A wildfire was approaching, and they knew it was time to leave. They gathered what was important — their kids, two cats, two dogs and a few documents. They grabbed a couple days worth of clothes and drove out before the fire could stop them.
From a hotel room, Kniss watched real-time footage of the raging fire from a security camera installed at her home. The camera caught a worrisome scene: Firefighters at her home battling the blaze. She saw an outbuilding was on fire.
Then the camera went dark, and the worry set in.
On Friday morning images reappeared from the camera, and Kniss surmised that her home must still be standing. By the afternoon, when a stranger informed them that evacuation orders had been lifted, she and her husband Ryan hurried to return to their neighborhood to survey the damage.
“This is such a tragic thing going on. We did lose an outbuilding, for sure. But there are other people who have lost their homes. It’s a terrible terrible tragedy, that’s what it is,” Kniss said.
On Friday, authorities invited residents back to the most devastated areas overrun by a fire that had enveloped 2,200 acres of woods and homes. But they told returning residents to be ready to pull back out, should the fire again shift direction.
Fire crews were working to hold containment lines around the fire dubbed the Five Mile Swamp Fire, the largest of several blazes burning through the Florida Panhandle. The fire destroyed 14 homes, but authorities said there had been no deaths or injuries.
Despite continued concerns about the blaze, authorities reopened a stretch of Interstate 10 that had been blocked near Pensacola.

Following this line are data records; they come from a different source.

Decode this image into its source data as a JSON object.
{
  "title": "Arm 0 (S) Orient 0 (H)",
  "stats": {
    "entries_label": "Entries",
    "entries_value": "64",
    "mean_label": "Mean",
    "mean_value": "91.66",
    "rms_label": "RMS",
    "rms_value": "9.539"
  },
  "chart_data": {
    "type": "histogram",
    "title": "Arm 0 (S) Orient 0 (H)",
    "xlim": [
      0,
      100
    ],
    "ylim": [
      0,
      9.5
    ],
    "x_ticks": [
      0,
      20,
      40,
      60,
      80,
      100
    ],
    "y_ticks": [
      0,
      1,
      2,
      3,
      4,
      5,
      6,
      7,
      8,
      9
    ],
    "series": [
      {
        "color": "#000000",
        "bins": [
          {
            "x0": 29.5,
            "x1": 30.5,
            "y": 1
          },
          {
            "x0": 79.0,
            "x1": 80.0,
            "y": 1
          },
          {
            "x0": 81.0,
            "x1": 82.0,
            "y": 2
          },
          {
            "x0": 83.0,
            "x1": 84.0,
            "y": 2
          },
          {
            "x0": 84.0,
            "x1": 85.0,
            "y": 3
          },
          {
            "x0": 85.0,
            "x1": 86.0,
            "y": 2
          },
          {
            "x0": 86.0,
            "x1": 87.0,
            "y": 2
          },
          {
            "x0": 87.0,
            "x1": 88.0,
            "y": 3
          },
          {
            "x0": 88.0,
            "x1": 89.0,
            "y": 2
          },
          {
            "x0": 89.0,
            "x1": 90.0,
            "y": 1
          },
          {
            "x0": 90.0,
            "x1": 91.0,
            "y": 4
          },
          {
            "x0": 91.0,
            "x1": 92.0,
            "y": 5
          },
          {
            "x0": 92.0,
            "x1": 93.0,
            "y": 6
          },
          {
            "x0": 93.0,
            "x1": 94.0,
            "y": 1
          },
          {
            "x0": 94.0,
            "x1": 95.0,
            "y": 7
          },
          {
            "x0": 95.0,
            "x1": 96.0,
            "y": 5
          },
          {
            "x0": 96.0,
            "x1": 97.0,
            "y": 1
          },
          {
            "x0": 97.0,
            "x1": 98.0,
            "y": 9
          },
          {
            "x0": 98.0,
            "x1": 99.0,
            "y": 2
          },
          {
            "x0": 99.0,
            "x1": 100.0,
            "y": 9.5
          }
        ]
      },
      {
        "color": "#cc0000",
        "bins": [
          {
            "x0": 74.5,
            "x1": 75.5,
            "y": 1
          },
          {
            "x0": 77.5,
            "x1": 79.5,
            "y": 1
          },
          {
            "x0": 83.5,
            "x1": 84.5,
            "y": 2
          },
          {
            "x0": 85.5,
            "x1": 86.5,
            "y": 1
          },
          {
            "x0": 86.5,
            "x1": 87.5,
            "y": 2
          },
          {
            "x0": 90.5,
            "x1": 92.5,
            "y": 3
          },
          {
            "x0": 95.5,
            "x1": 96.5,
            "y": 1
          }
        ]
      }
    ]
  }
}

Winds were now gusting northward — away from the previously threatened neighborhoods but toward another inhabited area in Santa Rosa County.
“So far today, we’re able to keep fire within containment lines,” said Ludie Bond, a spokeswoman for the Florida Forest Service.
The firebreak was about a half-mile from a neighborhood, officials said. While no new evacuations have been issued, Bond urged residents to be ready to leave their homes should they be given the word to do so.
“People should be prepared and be ready,” she said.
That’s a lesson Daniel Felder no knows all too well, after escaping flames Wednesday when the fire invaded his neighborhood near Milton, Florida.
Felder recounted how the sky was glowing with sunlight, then grow dark as winds began to whip.
He stepped out into the road to watch the acrid smoke billow toward him. Ash started raining from the sky like light snow drifting in twilight.
Then came the crackle of fire, and he knew it was time to run.
“Next thing you know, the fire was right there,” said Felder, 45, recounting the minutes Wednesday afternoon when a raging fire swept through his bucolic wooded neighborhood.
Unable to flee, Felder and his landlord waded into a nearby pond until the fire passed.
The house was spared, but the fire took down a barn and turned the surrounding trees into a charred forest of blackened trunks.
On Friday, helicopter and tractor units continued to battle fires in the Panhandle that have forced hundreds of residents to flee, scorched thousands of acres and razed dozens of structures.
In Nearby Walton County, a 575-acre (233-hectare) fire in prompted about 500 people to evacuate, but that fire was now nearly contained.
The Santa Rosa County fire began Monday when a prescribed burn by a private contractor got out of control, Fried said. The conditions created a perfect storm for fire — low humidity and high winds.
“In Florida, when we’re seeing the gusty winds, it’s hurricane season, not necessarily fire season. So the recipe was just right for this fire to make a huge run,” Bond had said.